I have tried alternative methods that work in special cases. For instance, if the face belongs to a sphere, you can add a Track and then remove it keeping the transformation, or create a vertex at the face center, parent the object, make dupliverts rotated, make them real,erase everything except the one you need, and voilá, but it’s a little long at least…
I suppose a nice way for this kind of tool to work would be similar to parenting an object to a face. We would select both objects, enter edit mode, select the vertex of the face, and then call the wonderful snap menu “Obj->Normal” option
Here’s a workaround that might do the trick for you.
In edit mode, elect the vertices of the face(s) you want to have your other object align to.
“Pkey” to separate the selected vertices from the original object.
In object mode, select the object you want to align, then shift-select the newly-separated face(s).
Ctrl-Tkey to create a track. Use the animation buttons to control which axis of the object you want tracked to the face. This should immediately move the object’s axis to be aligned with the separated faces.
Ctrl-Pkey and select “clear parent and keep transform” so your alignment “sticks.”
Select the separated face(s), then shift-select the original object they came from.
Ctrl-Jkey to rejoin the selected meshes.
In editmode, Wkey “remove doubles” to rejoin the face to the object.
Yes, it’s a workaround, but it does work!
Also, if you wanted to animate this puppy, you could duplicate the face before separating it, then make it invisible (“Env” button on the material for that object ONLY) and parent the original object to it. Now it moves invisibly with the main object, and your second object will track to it throughout its movement.
(Assuming you are using either Blender 2.28c or a recent Tuhopuu2 version)

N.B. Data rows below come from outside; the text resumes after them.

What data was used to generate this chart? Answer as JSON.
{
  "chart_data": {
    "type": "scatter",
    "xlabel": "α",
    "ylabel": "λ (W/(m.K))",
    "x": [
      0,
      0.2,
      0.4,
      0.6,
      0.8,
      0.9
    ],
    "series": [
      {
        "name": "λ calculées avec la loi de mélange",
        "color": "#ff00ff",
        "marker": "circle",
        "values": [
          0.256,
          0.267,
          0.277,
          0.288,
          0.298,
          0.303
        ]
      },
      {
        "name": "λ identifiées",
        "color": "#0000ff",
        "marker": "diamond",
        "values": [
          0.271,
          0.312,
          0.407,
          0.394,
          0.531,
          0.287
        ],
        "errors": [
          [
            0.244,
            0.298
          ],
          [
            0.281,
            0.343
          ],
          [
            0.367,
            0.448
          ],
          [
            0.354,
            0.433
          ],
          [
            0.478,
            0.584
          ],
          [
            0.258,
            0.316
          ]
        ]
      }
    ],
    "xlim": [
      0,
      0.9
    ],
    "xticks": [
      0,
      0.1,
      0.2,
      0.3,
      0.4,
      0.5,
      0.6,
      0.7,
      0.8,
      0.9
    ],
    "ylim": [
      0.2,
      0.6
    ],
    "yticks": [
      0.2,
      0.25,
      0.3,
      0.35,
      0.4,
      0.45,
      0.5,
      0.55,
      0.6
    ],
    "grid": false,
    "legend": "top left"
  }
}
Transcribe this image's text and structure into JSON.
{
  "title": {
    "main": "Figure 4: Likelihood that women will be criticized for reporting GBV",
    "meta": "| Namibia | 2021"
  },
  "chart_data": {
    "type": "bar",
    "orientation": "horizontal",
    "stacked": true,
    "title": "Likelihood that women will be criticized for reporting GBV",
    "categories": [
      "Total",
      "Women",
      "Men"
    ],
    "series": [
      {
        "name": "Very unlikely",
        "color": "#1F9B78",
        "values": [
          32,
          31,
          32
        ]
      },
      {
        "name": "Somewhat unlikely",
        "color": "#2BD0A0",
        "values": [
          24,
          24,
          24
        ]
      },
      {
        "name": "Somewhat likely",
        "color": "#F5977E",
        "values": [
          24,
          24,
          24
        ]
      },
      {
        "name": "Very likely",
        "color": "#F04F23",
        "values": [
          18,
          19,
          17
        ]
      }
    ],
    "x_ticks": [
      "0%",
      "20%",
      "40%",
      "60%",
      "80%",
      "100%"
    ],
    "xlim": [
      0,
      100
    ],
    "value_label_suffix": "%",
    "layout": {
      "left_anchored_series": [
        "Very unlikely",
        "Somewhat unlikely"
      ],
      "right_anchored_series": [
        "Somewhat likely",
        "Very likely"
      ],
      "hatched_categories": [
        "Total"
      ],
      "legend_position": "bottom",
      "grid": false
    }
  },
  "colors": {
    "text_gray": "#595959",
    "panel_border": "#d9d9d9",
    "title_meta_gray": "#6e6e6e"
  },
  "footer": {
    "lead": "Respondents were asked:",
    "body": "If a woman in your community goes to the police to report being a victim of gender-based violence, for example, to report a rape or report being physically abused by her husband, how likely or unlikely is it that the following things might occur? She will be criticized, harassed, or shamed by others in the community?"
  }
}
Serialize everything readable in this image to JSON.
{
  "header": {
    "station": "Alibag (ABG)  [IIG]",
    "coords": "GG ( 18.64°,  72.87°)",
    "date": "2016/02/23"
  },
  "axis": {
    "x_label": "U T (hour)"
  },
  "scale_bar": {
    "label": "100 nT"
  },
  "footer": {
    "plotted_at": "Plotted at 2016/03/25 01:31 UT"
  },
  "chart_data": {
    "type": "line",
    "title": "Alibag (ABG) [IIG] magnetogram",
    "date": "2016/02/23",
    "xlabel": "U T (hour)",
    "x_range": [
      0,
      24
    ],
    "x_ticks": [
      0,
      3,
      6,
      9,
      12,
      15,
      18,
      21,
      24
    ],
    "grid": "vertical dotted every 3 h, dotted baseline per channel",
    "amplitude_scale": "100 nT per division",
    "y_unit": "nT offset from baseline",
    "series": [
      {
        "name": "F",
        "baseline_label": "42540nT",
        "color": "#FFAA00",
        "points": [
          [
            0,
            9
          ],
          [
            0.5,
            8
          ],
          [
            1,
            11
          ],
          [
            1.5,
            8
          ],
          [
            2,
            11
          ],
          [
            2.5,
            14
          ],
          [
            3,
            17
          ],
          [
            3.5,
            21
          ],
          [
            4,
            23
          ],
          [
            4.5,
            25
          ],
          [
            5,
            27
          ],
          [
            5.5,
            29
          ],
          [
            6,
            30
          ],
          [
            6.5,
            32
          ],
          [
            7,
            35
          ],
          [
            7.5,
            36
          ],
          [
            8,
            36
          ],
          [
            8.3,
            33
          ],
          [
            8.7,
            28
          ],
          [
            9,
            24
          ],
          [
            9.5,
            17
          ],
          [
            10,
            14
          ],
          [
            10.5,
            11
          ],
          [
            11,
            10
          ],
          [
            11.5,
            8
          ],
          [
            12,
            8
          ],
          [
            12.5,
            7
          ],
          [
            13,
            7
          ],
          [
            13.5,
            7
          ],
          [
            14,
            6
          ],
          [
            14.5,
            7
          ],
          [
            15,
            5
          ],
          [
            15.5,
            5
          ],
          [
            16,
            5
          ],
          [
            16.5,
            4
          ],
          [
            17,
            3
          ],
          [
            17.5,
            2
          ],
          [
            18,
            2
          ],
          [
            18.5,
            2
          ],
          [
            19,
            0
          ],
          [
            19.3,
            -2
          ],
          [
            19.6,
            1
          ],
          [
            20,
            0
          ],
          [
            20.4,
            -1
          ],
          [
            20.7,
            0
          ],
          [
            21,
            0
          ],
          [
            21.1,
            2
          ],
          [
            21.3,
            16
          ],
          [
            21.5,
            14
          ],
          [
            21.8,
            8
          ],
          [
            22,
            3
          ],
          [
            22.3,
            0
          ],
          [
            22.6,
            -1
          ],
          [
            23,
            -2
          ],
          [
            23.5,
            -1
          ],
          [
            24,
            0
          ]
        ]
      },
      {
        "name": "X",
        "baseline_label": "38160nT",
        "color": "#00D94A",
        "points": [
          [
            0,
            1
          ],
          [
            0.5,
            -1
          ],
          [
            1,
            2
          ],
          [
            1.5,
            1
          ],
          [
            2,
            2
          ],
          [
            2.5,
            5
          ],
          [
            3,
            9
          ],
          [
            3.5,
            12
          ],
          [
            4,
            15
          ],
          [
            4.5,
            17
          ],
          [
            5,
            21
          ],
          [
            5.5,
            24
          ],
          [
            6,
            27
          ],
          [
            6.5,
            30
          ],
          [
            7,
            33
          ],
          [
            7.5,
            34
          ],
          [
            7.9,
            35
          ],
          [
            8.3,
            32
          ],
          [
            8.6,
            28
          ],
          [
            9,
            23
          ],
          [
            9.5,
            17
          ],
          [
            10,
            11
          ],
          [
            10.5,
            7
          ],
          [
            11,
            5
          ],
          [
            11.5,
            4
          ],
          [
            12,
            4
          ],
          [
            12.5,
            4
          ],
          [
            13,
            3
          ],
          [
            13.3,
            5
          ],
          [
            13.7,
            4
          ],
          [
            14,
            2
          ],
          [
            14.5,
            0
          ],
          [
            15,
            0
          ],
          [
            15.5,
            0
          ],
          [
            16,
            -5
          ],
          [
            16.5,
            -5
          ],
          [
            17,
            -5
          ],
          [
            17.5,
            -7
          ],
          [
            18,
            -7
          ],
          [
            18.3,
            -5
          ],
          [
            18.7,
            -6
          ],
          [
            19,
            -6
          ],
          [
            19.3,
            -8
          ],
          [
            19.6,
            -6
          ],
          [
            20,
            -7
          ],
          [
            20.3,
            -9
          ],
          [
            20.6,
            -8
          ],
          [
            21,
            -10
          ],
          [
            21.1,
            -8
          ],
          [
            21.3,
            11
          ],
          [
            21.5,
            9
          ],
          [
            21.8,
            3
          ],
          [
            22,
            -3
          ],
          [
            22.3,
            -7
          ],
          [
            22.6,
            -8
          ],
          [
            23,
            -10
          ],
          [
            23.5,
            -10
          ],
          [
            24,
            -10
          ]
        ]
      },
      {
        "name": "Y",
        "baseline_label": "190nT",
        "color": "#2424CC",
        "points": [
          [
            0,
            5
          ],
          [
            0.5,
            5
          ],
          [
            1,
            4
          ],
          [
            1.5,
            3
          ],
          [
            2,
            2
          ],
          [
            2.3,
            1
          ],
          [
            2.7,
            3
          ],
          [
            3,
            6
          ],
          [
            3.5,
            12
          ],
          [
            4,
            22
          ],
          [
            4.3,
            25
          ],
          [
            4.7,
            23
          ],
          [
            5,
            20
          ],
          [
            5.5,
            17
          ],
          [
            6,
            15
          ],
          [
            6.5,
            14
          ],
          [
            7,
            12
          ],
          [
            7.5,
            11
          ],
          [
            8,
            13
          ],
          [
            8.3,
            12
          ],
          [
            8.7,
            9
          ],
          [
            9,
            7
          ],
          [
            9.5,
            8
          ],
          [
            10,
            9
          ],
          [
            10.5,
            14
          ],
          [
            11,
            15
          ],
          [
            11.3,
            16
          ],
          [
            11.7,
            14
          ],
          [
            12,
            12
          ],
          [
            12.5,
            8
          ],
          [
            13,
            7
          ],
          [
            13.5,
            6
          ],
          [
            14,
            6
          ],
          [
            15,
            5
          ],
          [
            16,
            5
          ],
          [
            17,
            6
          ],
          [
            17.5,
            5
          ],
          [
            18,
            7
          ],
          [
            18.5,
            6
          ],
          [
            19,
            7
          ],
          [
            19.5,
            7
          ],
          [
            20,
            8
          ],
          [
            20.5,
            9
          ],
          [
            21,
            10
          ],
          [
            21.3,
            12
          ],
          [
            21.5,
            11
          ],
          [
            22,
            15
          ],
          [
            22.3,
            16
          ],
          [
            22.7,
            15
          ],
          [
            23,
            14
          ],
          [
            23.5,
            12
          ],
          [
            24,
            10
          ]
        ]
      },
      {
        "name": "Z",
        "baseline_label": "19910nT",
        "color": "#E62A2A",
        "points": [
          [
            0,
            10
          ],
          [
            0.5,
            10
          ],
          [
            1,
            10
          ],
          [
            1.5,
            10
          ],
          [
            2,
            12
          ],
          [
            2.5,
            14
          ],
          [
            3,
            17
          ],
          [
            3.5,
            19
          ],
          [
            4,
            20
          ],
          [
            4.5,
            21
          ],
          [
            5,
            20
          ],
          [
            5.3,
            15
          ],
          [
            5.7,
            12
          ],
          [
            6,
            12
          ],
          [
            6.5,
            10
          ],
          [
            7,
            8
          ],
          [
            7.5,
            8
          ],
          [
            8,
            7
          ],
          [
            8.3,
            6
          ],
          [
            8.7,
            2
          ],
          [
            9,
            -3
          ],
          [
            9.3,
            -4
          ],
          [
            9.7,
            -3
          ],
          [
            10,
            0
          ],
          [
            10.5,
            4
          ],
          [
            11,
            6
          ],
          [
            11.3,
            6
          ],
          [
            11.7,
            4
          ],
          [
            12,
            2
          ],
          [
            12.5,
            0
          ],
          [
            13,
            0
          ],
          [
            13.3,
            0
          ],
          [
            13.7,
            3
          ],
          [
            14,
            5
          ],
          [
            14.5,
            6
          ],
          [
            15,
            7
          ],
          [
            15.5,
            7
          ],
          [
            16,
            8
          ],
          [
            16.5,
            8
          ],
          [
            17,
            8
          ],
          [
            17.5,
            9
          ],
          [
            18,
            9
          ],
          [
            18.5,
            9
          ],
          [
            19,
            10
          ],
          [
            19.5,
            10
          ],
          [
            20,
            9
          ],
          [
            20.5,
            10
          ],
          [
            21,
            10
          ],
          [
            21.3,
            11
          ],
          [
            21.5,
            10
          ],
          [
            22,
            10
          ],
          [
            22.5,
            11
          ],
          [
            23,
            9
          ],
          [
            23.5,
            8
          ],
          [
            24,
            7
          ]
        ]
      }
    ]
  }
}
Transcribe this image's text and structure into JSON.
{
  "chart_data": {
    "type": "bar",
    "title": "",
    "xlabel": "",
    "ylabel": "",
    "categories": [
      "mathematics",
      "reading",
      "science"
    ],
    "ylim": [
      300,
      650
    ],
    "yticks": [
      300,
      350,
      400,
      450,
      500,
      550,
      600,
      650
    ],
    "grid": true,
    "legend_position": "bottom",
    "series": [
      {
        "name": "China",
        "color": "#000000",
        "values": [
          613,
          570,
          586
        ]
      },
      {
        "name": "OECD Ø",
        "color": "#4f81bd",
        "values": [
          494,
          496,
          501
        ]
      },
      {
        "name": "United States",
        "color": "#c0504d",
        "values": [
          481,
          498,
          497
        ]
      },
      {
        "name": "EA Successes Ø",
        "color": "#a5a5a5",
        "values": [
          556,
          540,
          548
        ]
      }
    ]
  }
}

[>] Add a mesh UV Sphere: 5 segments, 5 rings ,
[>] Pick a face (one with 4 vertices) that you want your circle to lie upon), Activate Rotate/Scale wrt Median point Cursor mode (Second of the group of four buttons in the 3DWindow header)
[>] Press Shift_s > Cursor to Selection,
[>] Activate Scale/Rotate wrt Cursor mode (Keyboard period/dot [ . ] key)
[>] Select the 4 vertices of the face,
[>] Press Shift_v, then select Align view > To selection (top)
[>] Add a circle, set the number of vertices, and scale it down to fit inside the face.
Also, if you wanted to animate this puppy, you could duplicate the face before separating it, then make it invisible (“Env” button on the material for that object ONLY) and parent the original object to it. Now it moves invisibly with the main object, and your second object will track to it throughout its movement.
“Env” won’t work in this case. You’d need to set alpha to 0, with possibly the ZTransp button. “Env” would black out the part of the model behind it.
Intrr - I’ve tried shift V many times but it doesn’t seem to work right at all. The view always ends up angled and either gives you a profile view of the face you’re trying to align to, or a view who’s vector is not normal to the face. Perhaps what I’m looking for is a “align selection normal to view” feature…
Hmmm. I just tried it, it seems to work perfectly. The only thing it maybe doesn’t align “as you expect it” is the view axis itself (which goes from your eye into the view), meaning that the view is still rotated around its Z (depth) axis…
I had the same issue as Desoto: it works fine for simple objects, but as soon as you try selecting just one face of a complicated object, it gives you strange unexpected angles…
hmmm, I think I found the source of my problems!!! The post about adding the object in orthoganal view was the hint I needed: it wasn’t that, since I had actually done that, but I guess all the messing with the object later got things muddled…
If you do a ctrl-A (apply size/rotation) to the object (outside of edit mode), then shift-v starts to work again!!!
Fixed and commited to Tuhopuu. I’ll commit it to BF when the interface makeover is done, I don’t want to slip commits in when heavy work is being done on the code.